Toccata
Seven Preludes
Four Mazurkas:
Fragmenti
Romantic Interludes
Sonata
Two Mazurkas
Three Miniatures:
Variationse
The album contains Marian Borkowski’s complete piano solo works performed by Marcin Tadeusz Łukaszewski. The CD is part of the celebration of Prof. Borkowski’s triple anniversary: his ninetieth birthday, seventy years of creative work and fifty-five years of pedagogical work. Marian Borkowski’s piano works are characterised by the exposure of the extensive technical and sonic capabilities of the instrument and by the search for new colour qualities. These works are virtuoso, but as the composer himself points out virtuosity should be understood not only as display of perfect technique, but also as a possibility to expose interpretative and expressive values. Understood as such, virtuosity can be both an impressive technical course and a structure completely devoid of these features. At the same time, it is one of the aspects contributing to the style of Borkowski’s music.
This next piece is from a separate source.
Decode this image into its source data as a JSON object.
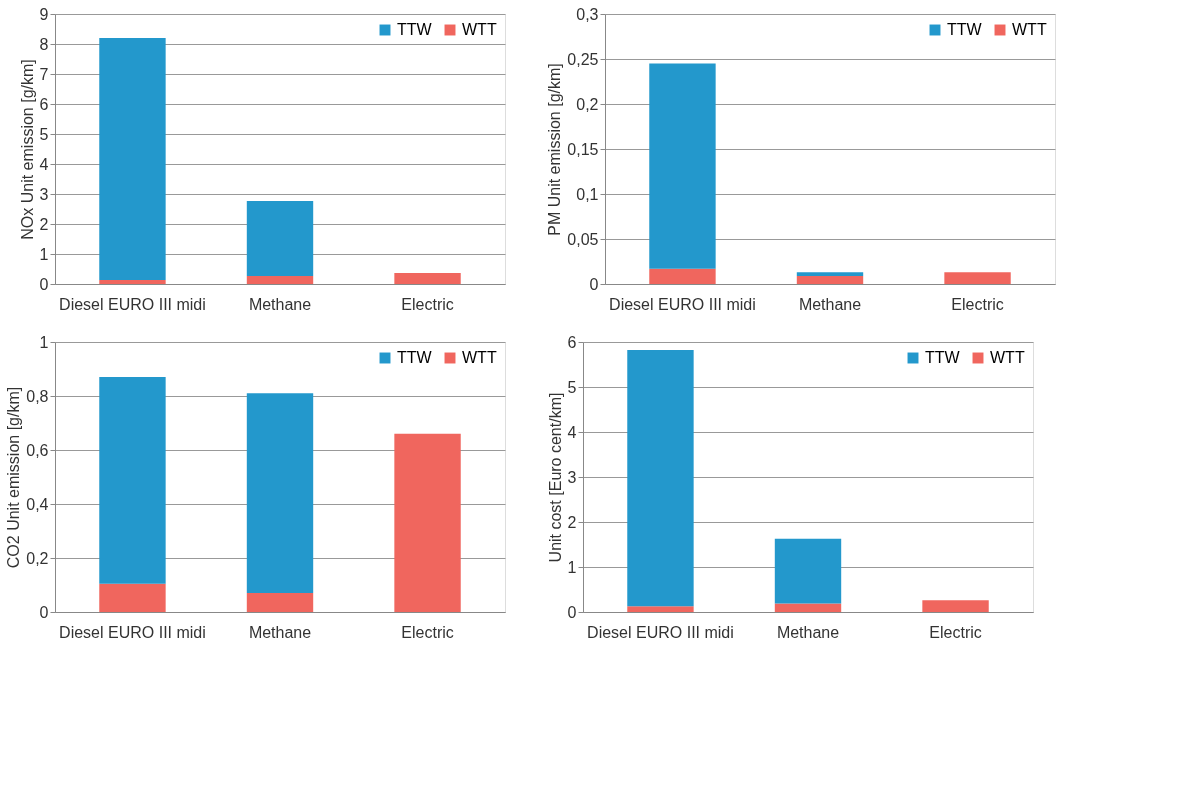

In terms of similarities and musical affinities, Borkowski’s piano works can be arranged into three groups. The first includes Seven Preludes, Four Mazurkas, Three Miniatures, Variations, and Romantic Interludes they rep-resent the trend of the major-minor system and extended tonality, in which one can see the influences of late Romanticism and, to some extent, Karol Szymanowski’s early piano works (the similarity of Borkowski’s preludes to Szymanowski’s preludes and of his Variations to Szymanowski’s Variations in B minor, Op. 10). The Preludes initiate this trend, while the Variations end it. The Romantic Interludes, on the other hand, are a sentimental and nostalgic return to tonality after the stage of sonoristic experiments, while in the field of regulating the flow of musical time a return after the phase of fascination with the avant-garde, and thus to a tonality seen from a postmodern perspective. The second group of Borkowski’s piano works consists of Two Mazurkas, Sonata, and Toccata it is a trend of extra-tonal harmony with a preference for seconds, sevenths, and ninths and for quartal-septimal chords; we can also notice Neoclassical inspirations (rhythm-driven nature of the works), influences of the genre of toccata (also in the second mazurka), while the Toccata heralds the sonoristic poetics. A separate, third place in Borkowski’s work is occupied by the Fragmenti belonging to the sonoristic trend and using a new, isochronic musical notation. The Fragmenti are an isolated piece in the group of the composer’s piano works, but they do find a continuation in the Dialoghi for two pianos. In the finale, one can find similarities to the middle link of the Toccata in terms of building tension and achieving a powerful climax.